Des premiers omnibus aux voitures en libre service

Le moins que l’on puisse dire, c’est qu’ici, les transports urbains ne datent pas d’aujourd’hui. Dès le XVIIème siècle, des « carrosses publics » ont commencé à transporter des voyageurs dans les rues de Paris. Vers 1830, les omnibus – toujours tractés par des chevaux – deviennent des lignes régulières. En 1900, est inaugurée la première ligne de métro – notre actuelle ligne 1, traversant la ville sur un axe Est-Ouest, ainsi que le funiculaire de Montmartre. Les premiers autobus n’arrivent qu’un peu plus tard, en 1906. Dès 1934 le métro franchit les portes de la capitale. Dans les années 1970, avec l’essor des villes de banlieue, c’est le RER qui entre progressivement en circulation. Tous ces réseaux n’ont depuis cessé de s’étendre et se ramifier, drainant chaque année plus de voyageurs. Le destin des tramways parisiens est, lui, plus chaotique : l’engin fait son apparition en 1855, et sera exploité jusqu’en 1938. Jugé un temps inadapté, il est démantelé – à Paris et dans d’autres villes de France. Mais les temps changent, et les métropoles embouteillées réinvestissent dans les transports en commun, et plus particulièrement dans ces tramways, plus écolos que les bus, et dont la circulation en site propre permet de désengorger les axes routiers… Le tramway francilien fait donc son retour en force en 1992 et ne cesse de poursuivre son implantation dans la capitale, avec notamment le prolongement du T3. En 2007, c’est l’arrivée du Vélib’. En 2008, la navette fluviale Voguéo prend le large et les innovations ne sont pas terminées, puisque d’ici peu, c’est Autolib’ qui entrera en service…

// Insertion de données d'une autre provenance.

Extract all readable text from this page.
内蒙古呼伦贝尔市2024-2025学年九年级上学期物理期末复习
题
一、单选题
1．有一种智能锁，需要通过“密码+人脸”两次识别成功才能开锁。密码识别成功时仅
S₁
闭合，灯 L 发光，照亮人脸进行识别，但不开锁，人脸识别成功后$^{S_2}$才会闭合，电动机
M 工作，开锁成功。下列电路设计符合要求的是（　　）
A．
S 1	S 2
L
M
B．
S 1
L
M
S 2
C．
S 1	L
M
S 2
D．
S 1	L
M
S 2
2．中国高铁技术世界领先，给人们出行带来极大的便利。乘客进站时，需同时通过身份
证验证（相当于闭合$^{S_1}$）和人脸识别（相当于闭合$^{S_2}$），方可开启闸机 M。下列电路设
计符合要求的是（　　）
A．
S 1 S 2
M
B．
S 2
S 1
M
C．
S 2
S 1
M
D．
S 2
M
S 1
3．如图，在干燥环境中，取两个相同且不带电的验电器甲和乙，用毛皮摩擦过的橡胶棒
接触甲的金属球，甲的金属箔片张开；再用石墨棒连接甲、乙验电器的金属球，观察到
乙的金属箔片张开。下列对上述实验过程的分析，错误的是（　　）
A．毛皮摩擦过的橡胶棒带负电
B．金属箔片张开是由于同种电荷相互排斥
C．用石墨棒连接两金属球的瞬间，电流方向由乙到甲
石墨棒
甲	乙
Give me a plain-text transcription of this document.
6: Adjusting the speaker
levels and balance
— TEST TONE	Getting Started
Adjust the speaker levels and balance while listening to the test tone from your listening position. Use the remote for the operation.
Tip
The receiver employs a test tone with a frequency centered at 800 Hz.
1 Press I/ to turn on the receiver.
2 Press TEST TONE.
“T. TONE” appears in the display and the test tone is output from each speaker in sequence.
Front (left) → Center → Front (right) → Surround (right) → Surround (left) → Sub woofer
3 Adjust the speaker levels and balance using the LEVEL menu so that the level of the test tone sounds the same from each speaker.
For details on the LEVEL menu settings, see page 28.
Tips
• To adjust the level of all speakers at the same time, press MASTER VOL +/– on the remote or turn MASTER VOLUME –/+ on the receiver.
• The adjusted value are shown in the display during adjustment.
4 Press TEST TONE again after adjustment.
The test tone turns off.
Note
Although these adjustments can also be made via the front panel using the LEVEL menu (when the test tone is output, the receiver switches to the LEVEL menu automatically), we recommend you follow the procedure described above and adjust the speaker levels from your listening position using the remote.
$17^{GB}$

Une offre de transports riche et un accès simplifié

Aujourd’hui, nous n’en avons pas forcément conscience mais la palette de transports à Paris et petite couronne est l’une des plus denses au monde, et il serait bien difficile de faire plus varié. Jugez plutôt : 14 lignes de métro, 5 lignes de RER, plus de 300 lignes de bus, mais aussi des Noctiliens, et les dessertes des aéroports de Roissy-Charles de Gaulle et Orly, 8 lignes de train de banlieue, 4 lignes de Tramway, plus de 1 200 stations Vélib’, les navettes fluviales et le funiculaire de Montmartre… Pour un court trajet ou un long périple, une utilisation à l’année ou très occasionnelle, chacun peut y trouver son compte ! Et si comme moi vous avez opté pour le pass Navigo (sur lequel vous pouvez coupler votre abonnement Vélib’ et vos abonnements aux transports en communs), tout est centralisé, pour papillonner d’un moyen de transport àl’autre.

Les transports et vous, un zapping quotidien !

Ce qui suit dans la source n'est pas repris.